Archive pour juin 2014

Faites de la Musique! D’accord mais après ne venez pas vous plaindre.

lundi 23 juin2014

Pas trop chaud, petite brise, le jasmin de la tonnelle en bout de course balançait ses dernières effluves, un petit train de côtelettes d’agneau de Sisteron est venu stationner sur l’étal de mon boucher, une ratatouille froide que ma fiancée m’a apprise à faire, légume par légume, un roquefort “le vieux berger”, une tomme fraiche de l’arrière-pays, un saint félicien crémeux. Vers midi sont arrivés les autres membres du quintette, chacun ayant bien pris soin d’apporter sa partition favorite. Petits farcis niçois, anchois de Collioure en saumure, dessalés puis noyés dans l’huile d’olive pour finir langoureusement allongés sur une tartine grillée frottée à l’ail et une petite tarte aux fraises de Carros. Mais au moment d’entamer le concert nous nous sommes rendus compte que nous ne savions pas chanter, alors nous avons sifflé.

MUuuZziquEee

N’oublions jamais.

A noter que ne figurent pas sur la photo quelques retardataires occupées à se rafraichir la frimousse au lavoir, dont Trinquette 2008 de La Petite Baigneuse, Banyuls Réserva de La Tour Vieille, Tout’en Bulles de Gramenon. Et puis tout compte fait je crois que nous avons chanté, car il n’y a aucune raison de ne pas profiter de cette journée pour légalement crier tout l’amour que l’on porte à ses voisins.

 

Chacun sa trace

lundi 23 juin2014

L’excès de confiance est un peu ce qui pourrait me caractériser, si je devais absolument me trouver un défaut.

C’est en transférant vers mon ordinateur la dernière moisson de photos que je me suis posé la question de ce que pouvait bien représenter celle-ci ? Où avait-elle été prise ? Était-ce vraiment par moi ? Après quel effort ? Dans quelle maison de retraite ? Enfin, pour tout dire, elle m’interloqua profondément. Inutile de faire appel à un spécialiste pour accéder au cœur de la mémoire vive de mon disque dur pour en extraire quoi que ce soit. Je doute en avoir jamais possédé un, et quant à sa texture, j’opterais pour la même matière que les montres de Salvador Dali.

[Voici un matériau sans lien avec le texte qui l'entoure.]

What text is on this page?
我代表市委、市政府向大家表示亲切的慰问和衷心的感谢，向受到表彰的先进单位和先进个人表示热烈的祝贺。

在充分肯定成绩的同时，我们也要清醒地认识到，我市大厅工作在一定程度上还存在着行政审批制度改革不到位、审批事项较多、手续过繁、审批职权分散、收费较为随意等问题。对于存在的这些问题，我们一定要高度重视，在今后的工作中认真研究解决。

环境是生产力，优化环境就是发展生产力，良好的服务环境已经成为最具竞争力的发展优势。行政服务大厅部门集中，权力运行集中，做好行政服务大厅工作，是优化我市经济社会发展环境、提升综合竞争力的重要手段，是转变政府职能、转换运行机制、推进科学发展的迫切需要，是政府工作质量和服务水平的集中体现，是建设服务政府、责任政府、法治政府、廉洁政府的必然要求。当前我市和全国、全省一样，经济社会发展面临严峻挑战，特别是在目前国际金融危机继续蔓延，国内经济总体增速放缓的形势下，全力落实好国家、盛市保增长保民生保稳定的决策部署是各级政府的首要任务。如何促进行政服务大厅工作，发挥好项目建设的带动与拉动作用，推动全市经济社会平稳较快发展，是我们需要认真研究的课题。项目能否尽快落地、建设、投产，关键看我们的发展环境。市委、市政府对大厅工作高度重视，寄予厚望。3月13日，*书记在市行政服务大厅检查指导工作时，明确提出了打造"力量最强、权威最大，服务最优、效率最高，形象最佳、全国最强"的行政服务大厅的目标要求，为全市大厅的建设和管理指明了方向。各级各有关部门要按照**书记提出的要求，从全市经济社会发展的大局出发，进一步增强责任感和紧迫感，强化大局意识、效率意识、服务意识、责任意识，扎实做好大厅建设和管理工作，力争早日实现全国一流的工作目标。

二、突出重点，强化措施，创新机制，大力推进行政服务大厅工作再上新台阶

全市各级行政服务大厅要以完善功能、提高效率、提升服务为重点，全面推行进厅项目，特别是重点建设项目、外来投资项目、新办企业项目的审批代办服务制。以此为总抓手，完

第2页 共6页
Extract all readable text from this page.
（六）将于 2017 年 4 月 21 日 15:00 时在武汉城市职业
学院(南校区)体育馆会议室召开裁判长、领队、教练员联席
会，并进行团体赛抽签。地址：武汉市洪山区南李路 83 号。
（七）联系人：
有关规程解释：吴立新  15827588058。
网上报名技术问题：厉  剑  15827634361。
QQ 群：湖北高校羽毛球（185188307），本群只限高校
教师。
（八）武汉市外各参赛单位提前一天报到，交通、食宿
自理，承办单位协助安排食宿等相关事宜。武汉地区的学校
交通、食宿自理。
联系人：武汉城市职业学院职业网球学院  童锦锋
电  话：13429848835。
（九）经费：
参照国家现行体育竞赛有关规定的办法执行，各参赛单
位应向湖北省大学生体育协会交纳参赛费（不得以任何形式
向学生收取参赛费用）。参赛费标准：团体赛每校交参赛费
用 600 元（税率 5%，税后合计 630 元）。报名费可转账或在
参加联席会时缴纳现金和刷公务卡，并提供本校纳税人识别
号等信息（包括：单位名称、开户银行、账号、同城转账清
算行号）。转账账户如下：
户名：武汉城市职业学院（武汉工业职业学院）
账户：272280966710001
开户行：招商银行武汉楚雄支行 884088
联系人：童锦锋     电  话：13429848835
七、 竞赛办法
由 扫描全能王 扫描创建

C’est le hasard qui m’a mis sur la voie. Ce matin j’avais décidé de m’habiller léger, guilleret, couleurs printemps, cacatoès rectifieraient certains, toujours est-il que je retrouvai, juste sur la cuisse droite, là où saille chez moi ce magnifique grand couturier, muscle somptueux tout en longueur acquis grâce à la pratique au plus haut niveau départemental du tennis de table – oui, tennis de table, à ce niveau on ne parle plus de ping-pong , format plein écran, une tache d’une couleur identique, mon neurone spectromètre confirma après une brève analyse de la texture qu’il s’agissait d’un agglomérat de foie de cochon noir de la vallée de l’Esteron agrémenté d’une sauce aux cébettes et réglisse, analyse confirmée à la dégustation.

C’est l’ami Christophe Dufau des Bacchanales à Vence qui nous avait glissé ce plat surprise au beau milieu d’un repas parfait. Quand je dis parfait, cela inclut, outre la maitrise des saveurs, le volume de chaque plat. Il n’y a rien qui m’énerve plus que ces expériences gastronomiques où le trait de balsamique est là pour masquer le vide insondable qui entoure vos chétives bouchées. Deux petits slurps, puis faire attention avec le pain à ne pas rayer le fond de l’assiette, enfin priez pour trouver sur son chemin un bistrot encore ouvert où l’on accepte de vous refaire les niveaux  afin d’atteindre le lendemain sans faire de malaise. Heureusement pour nous Christophe Dufau est un être généreux que nos estomacs ont en très grande estime.